Microsoft’s chief executive spoke at Salesforce’s annual Dreamforce conference in San Francisco yesterday about the importance of culture and what keeps him up at night.
1. Businesses need a purpose
“We all spend far too much time at work for it not to have a deeper meaning,” says Satya Nadella.
“Collectively a company has a purpose”.
Nadella says in Microsoft’s 40 years its purpose has been “this one constant thread of empowerment”.
“That is our soul,” he says. “It is empowering every person and organisation on the planet to achieve more.”
2. Aspiring to a learning, living, culture
“The culture of a place is what I think defines the pursuit of excellence as that produces whatever you need in terms of greatness,” Nadella says.
“When it comes to culture, what I aspire to for us as a company is a learning, living culture … If you take the posture that ‘Every day I’m going to be better than the previous day as individuals and as a company’, that is the culture I want at Microsoft.
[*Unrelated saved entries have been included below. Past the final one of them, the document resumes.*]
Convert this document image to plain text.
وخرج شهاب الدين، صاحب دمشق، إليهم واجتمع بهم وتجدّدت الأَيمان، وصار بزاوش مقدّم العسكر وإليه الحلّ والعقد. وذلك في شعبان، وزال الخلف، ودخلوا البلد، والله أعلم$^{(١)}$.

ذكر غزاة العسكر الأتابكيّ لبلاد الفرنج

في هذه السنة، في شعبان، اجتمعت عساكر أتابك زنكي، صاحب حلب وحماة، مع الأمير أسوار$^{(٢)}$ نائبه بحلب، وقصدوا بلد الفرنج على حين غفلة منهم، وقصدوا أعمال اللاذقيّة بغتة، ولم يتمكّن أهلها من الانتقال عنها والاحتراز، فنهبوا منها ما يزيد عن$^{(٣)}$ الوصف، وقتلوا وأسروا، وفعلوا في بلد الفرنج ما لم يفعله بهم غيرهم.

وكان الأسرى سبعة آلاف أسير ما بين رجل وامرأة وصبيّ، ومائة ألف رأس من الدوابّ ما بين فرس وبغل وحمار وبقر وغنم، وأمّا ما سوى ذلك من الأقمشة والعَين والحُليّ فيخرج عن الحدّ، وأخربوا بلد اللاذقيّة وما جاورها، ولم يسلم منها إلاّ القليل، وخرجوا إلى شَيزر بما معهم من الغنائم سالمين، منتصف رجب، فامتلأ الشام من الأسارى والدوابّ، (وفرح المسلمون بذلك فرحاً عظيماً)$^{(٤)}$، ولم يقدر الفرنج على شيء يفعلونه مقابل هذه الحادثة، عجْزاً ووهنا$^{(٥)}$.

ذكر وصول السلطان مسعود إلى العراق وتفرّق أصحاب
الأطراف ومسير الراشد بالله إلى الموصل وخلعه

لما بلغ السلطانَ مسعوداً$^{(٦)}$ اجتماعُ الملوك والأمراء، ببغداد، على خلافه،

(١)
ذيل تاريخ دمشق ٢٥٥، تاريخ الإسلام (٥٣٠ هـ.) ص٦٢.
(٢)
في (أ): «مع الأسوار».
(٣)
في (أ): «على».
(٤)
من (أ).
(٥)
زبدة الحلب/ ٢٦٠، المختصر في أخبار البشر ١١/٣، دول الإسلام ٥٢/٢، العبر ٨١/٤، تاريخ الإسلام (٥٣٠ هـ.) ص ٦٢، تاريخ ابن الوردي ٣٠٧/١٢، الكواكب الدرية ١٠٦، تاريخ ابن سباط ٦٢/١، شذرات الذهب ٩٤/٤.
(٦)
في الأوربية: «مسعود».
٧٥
That is what is going to make us great listeners, learners and doers.”
3. Diversity is an existential need
“Diversity is an existential need for Microsoft,” Nadella says.
“If you think about the diversity of our business, we operate in 192 companies, we serve people in all economic strata, gender, race. We have to represent that … it is a high priority as a leadership team.”
4. What is scarce is time
Nadella says productivity is a key driver for Microsoft.
“When we say productivity, what I mean by that ultimately is for each one of us to get more out every moment of our life. For all this abundance, we talk about computing everywhere and data everywhere, what is scarce is time.”
Nadella says Microsoft is trying to explore how software and services can come together to give people back time.
“That’s really what we want to do,” he says. “That’s one of the key focuses for us.”
5. No one device is the be all and end all
“I don’t think about any one device as the be all and end all of computers,” Nadella says.
Proving the point Nadella used an iPhone on stage to demonstrate Windows, calling the iPhone an “iPhone Pro” because it included all Microsoft’s applications on there.
“I think about mobility being centered on the mobility of human experience across all devices instead of the mobility of one device,” he says.
Nadella says the question is what is next after the smart phone?
“There are early signs of it, things you wear on your wrists, in your ear, and on your eyes,” he says.
“Mobility is more to do with your mobility as a person rather than the mobility of a computer.”
6. Conversations drive productivity
“Conversations are becoming the new driver of productivity,” Nadella says.
“We are pivoting Outlook from just being personal conversations to having all of the group conversations on your phone.”
7. Data culture will transform businesses
Nadella says data and intuition are both essential for entrepreneurs but data presents new opportunities.
“If you look back at this era and try to understand what’s the big technology shift it’s going to be characterised by what we did with data,” Nadella says.
“That is going to be the big change we will see in the years to come where the data culture is what transforms businesses and the way we work. Pretty much every device has exhaustive data and every application on those devices has exhaustive data.”
8. Look for small patterns
“In a world of big data recognising small patterns becomes the most important thing for an organisation and an individual,” Nadella says.
“In the sea of data you have to be able to see those small patterns to undertake action.”
9. Culture is everything
When asked what keeps him up at night, Nadella says it’s the same thing that wakes him up in the morning: “it’s our living culture”.
“It’s a cliché perhaps to say culture is everything, but it is. Because I don’t think our success is going to be determined by anything other than our culture facilitating everyone at Microsoft being able to do their best work.”
Nadella says when you think what it is that a chief executive does, “it is about curation of culture”.
“We can talk about vision of course… but my real job is curation of culture,” he says.
SmartCompany attended Dreamforce as a guest of Salesforce.